Alibaba (BABA) has become the latest Chinese internet stock to fall foul of Beijing’s internet crackdown as regulators ordered it to fix its Taobao service, reports Bloomberg.
The news that Alibaba has been caught in Beijing’s attempts to clean up the internet comes ahead of the e-commerce giant’s latest quarterly earnings due out on Thursday morning U.S. time. Barron’s emerging markets blogger Dimitra DeFotis has been closing following what analysts expect from the results.
Bloomberg has more details on why Taobao, Alibaba’s online marketplace, has come into Beijing’s crosshairs:
The Cyberspace Administration of China on Thursday singled out five services, including Alibaba’s Taobao internet bazaar, for criticism and ordered them to rectify their problems immediately. Responding to reports from users, it discovered “controlled substances” as well as illegal virtual private network tools — used to access foreign websites — for sale on Taobao, the regulator’s Zhejiang branch said in a post on its WeChat account.
Bloomberg says it’s not clear what Alibaba may have done wrong:
It’s unclear what sort of violations the regulator was referring to: illicit substances could run the gamut from drugs and pornography to unauthorized DVDs or games. In response to queries about the regulator’s notice, Alibaba said it will continue to enforce its policy of barring illegal products.

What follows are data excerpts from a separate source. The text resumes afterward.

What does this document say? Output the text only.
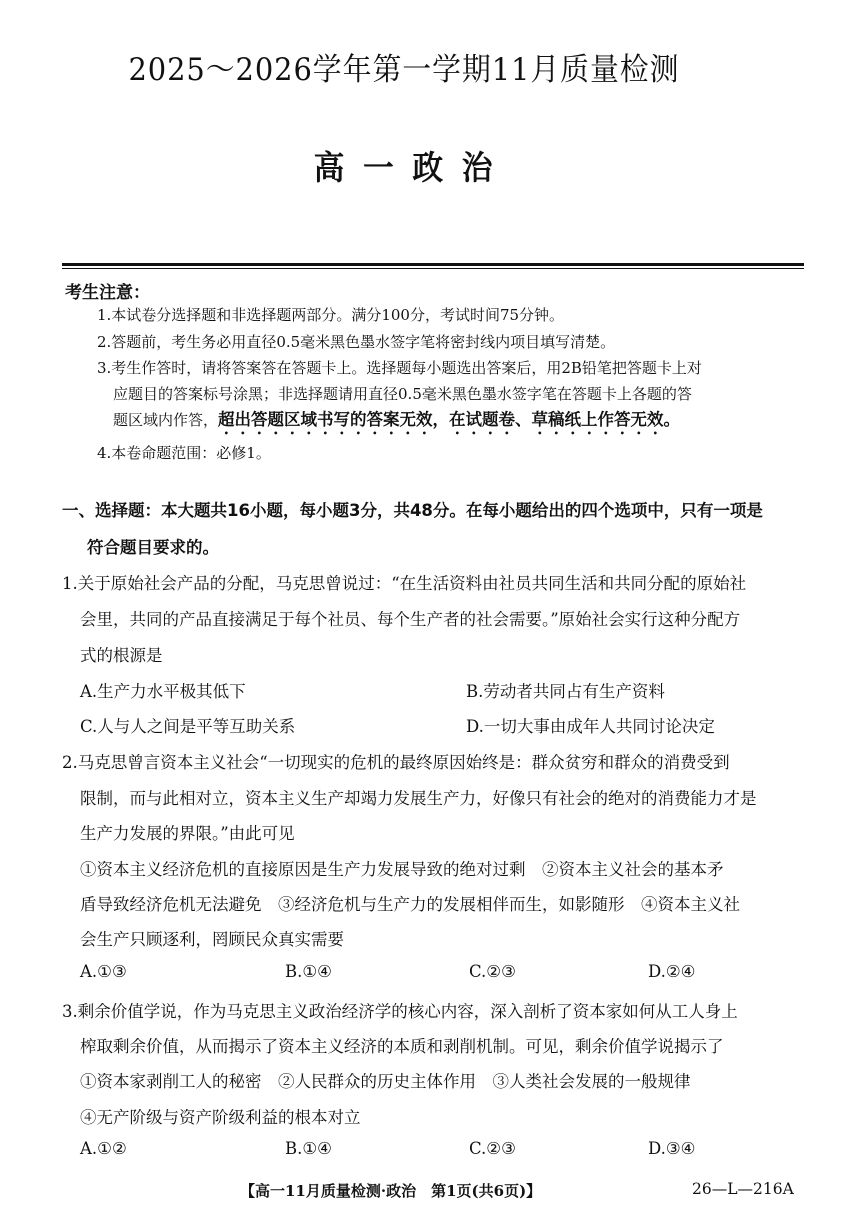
2025～2026学年第一学期11月质量检测
高一政治
考生注意：
1.本试卷分选择题和非选择题两部分。满分100分，考试时间75分钟。
2.答题前，考生务必用直径0.5毫米黑色墨水签字笔将密封线内项目填写清楚。
3.考生作答时，请将答案答在答题卡上。选择题每小题选出答案后，用2B铅笔把答题卡上对
应题目的答案标号涂黑；非选择题请用直径0.5毫米黑色墨水签字笔在答题卡上各题的答
题区域内作答，超出答题区域书写的答案无效，在试题卷、草稿纸上作答无效。
4.本卷命题范围：必修1。
一、选择题：本大题共16小题，每小题3分，共48分。在每小题给出的四个选项中，只有一项是
符合题目要求的。
1.关于原始社会产品的分配，马克思曾说过：“在生活资料由社员共同生活和共同分配的原始社
会里，共同的产品直接满足于每个社员、每个生产者的社会需要。”原始社会实行这种分配方
式的根源是
A.生产力水平极其低下	B.劳动者共同占有生产资料
C.人与人之间是平等互助关系	D.一切大事由成年人共同讨论决定
2.马克思曾言资本主义社会“一切现实的危机的最终原因始终是：群众贫穷和群众的消费受到
限制，而与此相对立，资本主义生产却竭力发展生产力，好像只有社会的绝对的消费能力才是
生产力发展的界限。”由此可见
①资本主义经济危机的直接原因是生产力发展导致的绝对过剩　②资本主义社会的基本矛
盾导致经济危机无法避免　③经济危机与生产力的发展相伴而生，如影随形　④资本主义社
会生产只顾逐利，罔顾民众真实需要
A.①③	B.①④	C.②③	D.②④
3.剩余价值学说，作为马克思主义政治经济学的核心内容，深入剖析了资本家如何从工人身上
榨取剩余价值，从而揭示了资本主义经济的本质和剥削机制。可见，剩余价值学说揭示了
①资本家剥削工人的秘密　②人民群众的历史主体作用　③人类社会发展的一般规律
④无产阶级与资产阶级利益的根本对立
A.①②	B.①④	C.②③	D.③④
【高一11月质量检测·政治　第1页(共6页)】	26—L—216A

The latest move on China’s most successful company comes after the government launched an investigation into the news services offered by Tencent (700.HK), Baidu (BIDU) and Weibo (WB). For more details please read Tencent, Baidu and Weibo Targeted in China Crackdown.
Chinese internet stocks have enjoyed a massive rally this year. Alibaba is up 81%, Weibo has gained 117% and Baidu has advanced 38%. Tencent is up 73%.